Tazecik , çiçeği burnunda bir Fournier kitabı Dul Ölümsüz Eş Arıyor. Klasik erkek davranış şekli olsa gerek bu, eşlerini kaybettikten sonra yalnız kalamayıp hemen eş aramaya başlamak. Hatta bir rivayete göre daha eşlerinin cenazesinde yeni eş arayışına başlarlarmış. Neyse konumuz bu değil biz kitabımıza dönelim :)
Fournier'in Sylvie'sini kaybettikten sonra ne kadar zor zamanlar geçirip, nasıl kederlere gark olduğunu Dul kitabını okuyanlar bilir. Kolay değildir geride kalmak, sevdiğinin olmadığı bir dünyada yaşamaya alışmak hele bir de erkekseniz bu birkaç kat daha zordur.
İşte bizim yalnız ihtiyar delikanlının canına tak etmiş olacak ki bir gazete ilanı ile kendine eş aramaya karar verir. İlan da şöyle der;
" Dul, ölümsüz eş arıyor..."
Eee tabii bir eş daha gömecek hali yoktur artık.
Fournier'in ilanına kimler başvurmaz ki: Maria Callas, Emma Bovary, Carmen, Kleopatra, Pamuk Prenses, George Sand, Ella Fitzgerald, Bakire Meryem, Audrey Hepburn, Nefertiti, Penelope daha kimler kimler... Hepsinin ortak noktası ise ölmüş ama ölümsüz olmalarıdır.
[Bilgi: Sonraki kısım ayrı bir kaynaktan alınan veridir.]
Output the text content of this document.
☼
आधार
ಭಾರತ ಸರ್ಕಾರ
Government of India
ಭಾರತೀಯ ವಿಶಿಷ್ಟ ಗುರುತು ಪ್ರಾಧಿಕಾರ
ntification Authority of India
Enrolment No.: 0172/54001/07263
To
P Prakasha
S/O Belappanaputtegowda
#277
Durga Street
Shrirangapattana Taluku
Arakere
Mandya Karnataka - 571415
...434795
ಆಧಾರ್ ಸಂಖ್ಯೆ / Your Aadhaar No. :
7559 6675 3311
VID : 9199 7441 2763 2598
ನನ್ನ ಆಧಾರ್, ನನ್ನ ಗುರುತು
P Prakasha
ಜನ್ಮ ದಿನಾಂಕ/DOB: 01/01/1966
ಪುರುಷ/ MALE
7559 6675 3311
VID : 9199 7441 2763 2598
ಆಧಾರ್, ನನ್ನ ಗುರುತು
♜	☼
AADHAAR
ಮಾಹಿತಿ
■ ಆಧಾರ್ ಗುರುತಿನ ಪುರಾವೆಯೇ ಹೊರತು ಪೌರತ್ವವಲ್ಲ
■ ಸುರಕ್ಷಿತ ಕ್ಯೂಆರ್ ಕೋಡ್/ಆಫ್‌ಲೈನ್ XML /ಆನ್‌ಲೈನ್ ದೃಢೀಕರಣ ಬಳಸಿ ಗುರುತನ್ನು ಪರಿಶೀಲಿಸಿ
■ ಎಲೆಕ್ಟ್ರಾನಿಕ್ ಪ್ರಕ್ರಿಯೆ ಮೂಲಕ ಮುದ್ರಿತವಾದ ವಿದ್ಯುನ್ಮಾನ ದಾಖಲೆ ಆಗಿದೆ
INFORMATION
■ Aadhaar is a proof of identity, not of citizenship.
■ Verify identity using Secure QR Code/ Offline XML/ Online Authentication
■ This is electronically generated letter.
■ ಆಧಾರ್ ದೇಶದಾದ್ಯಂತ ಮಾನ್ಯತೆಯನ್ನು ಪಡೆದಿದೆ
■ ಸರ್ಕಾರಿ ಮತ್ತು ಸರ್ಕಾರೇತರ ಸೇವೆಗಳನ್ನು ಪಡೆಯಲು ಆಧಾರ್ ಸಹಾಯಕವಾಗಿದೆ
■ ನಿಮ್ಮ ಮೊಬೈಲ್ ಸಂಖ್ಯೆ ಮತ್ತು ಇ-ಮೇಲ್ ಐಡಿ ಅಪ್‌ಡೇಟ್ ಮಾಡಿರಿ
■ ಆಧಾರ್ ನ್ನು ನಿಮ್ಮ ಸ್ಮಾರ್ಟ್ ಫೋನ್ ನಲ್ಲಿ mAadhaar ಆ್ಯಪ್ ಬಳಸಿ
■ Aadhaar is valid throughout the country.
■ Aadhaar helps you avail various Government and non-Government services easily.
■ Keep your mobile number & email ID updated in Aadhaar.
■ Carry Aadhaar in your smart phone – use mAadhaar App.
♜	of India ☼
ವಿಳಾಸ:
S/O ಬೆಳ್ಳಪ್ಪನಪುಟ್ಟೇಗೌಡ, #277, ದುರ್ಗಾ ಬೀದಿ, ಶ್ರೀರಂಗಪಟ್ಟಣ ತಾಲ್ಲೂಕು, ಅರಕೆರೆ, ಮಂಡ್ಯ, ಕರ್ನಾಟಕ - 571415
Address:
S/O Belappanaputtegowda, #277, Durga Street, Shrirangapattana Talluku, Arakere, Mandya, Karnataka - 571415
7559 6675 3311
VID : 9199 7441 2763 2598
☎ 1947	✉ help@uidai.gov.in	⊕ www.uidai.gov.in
Kimisi tarihin tozlu kimisi kahramanı olduğu romanların, masalların sayfalarından atarlar mesajları. Gelen tüm yanıtlara ise öbür taraftan Sylvie'nin söyleyecekleri vardır.
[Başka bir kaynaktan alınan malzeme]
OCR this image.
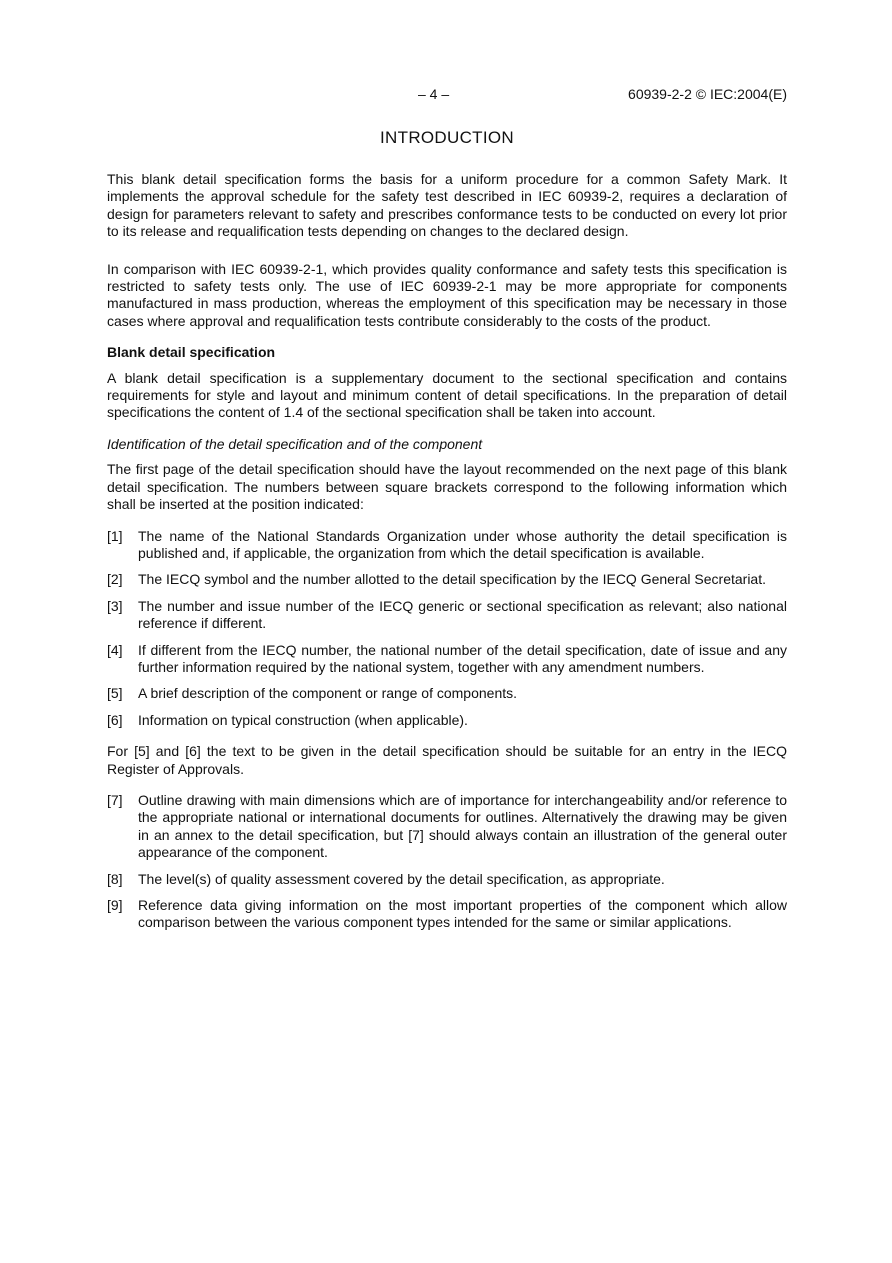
– 4 –	60939-2-2 © IEC:2004(E)
INTRODUCTION

This blank detail specification forms the basis for a uniform procedure for a common Safety Mark. It implements the approval schedule for the safety test described in IEC 60939-2, requires a declaration of design for parameters relevant to safety and prescribes conformance tests to be conducted on every lot prior to its release and requalification tests depending on changes to the declared design.

In comparison with IEC 60939-2-1, which provides quality conformance and safety tests this specification is restricted to safety tests only. The use of IEC 60939-2-1 may be more appropriate for components manufactured in mass production, whereas the employment of this specification may be necessary in those cases where approval and requalification tests contribute considerably to the costs of the product.

Blank detail specification

A blank detail specification is a supplementary document to the sectional specification and contains requirements for style and layout and minimum content of detail specifications. In the preparation of detail specifications the content of 1.4 of the sectional specification shall be taken into account.

Identification of the detail specification and of the component

The first page of the detail specification should have the layout recommended on the next page of this blank detail specification. The numbers between square brackets correspond to the following information which shall be inserted at the position indicated:

[1]	The name of the National Standards Organization under whose authority the detail specification is published and, if applicable, the organization from which the detail specification is available.
[2]	The IECQ symbol and the number allotted to the detail specification by the IECQ General Secretariat.
[3]	The number and issue number of the IECQ generic or sectional specification as relevant; also national reference if different.
[4]	If different from the IECQ number, the national number of the detail specification, date of issue and any further information required by the national system, together with any amendment numbers.
[5]	A brief description of the component or range of components.
[6]	Information on typical construction (when applicable).

For [5] and [6] the text to be given in the detail specification should be suitable for an entry in the IECQ Register of Approvals.

[7]	Outline drawing with main dimensions which are of importance for interchangeability and/or reference to the appropriate national or international documents for outlines. Alternatively the drawing may be given in an annex to the detail specification, but [7] should always contain an illustration of the general outer appearance of the component.
[8]	The level(s) of quality assessment covered by the detail specification, as appropriate.
[9]	Reference data giving information on the most important properties of the component which allow comparison between the various component types intended for the same or similar applications.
Fournier yine mizahı elinden bırakmadan hem yalnızlığına ortak ediyor bizi hem de tarihte yerini almış pek çok ölümsüz kadını hatırlatıyor. Kitap belki bir Dul, Tek Yalnız Sen Değilsin, Nereye Gidiyoruz Baba değil ama Fournier sevenlerin bence yine zevkle okuyacağı bir kitap.
Keyifle okunsun...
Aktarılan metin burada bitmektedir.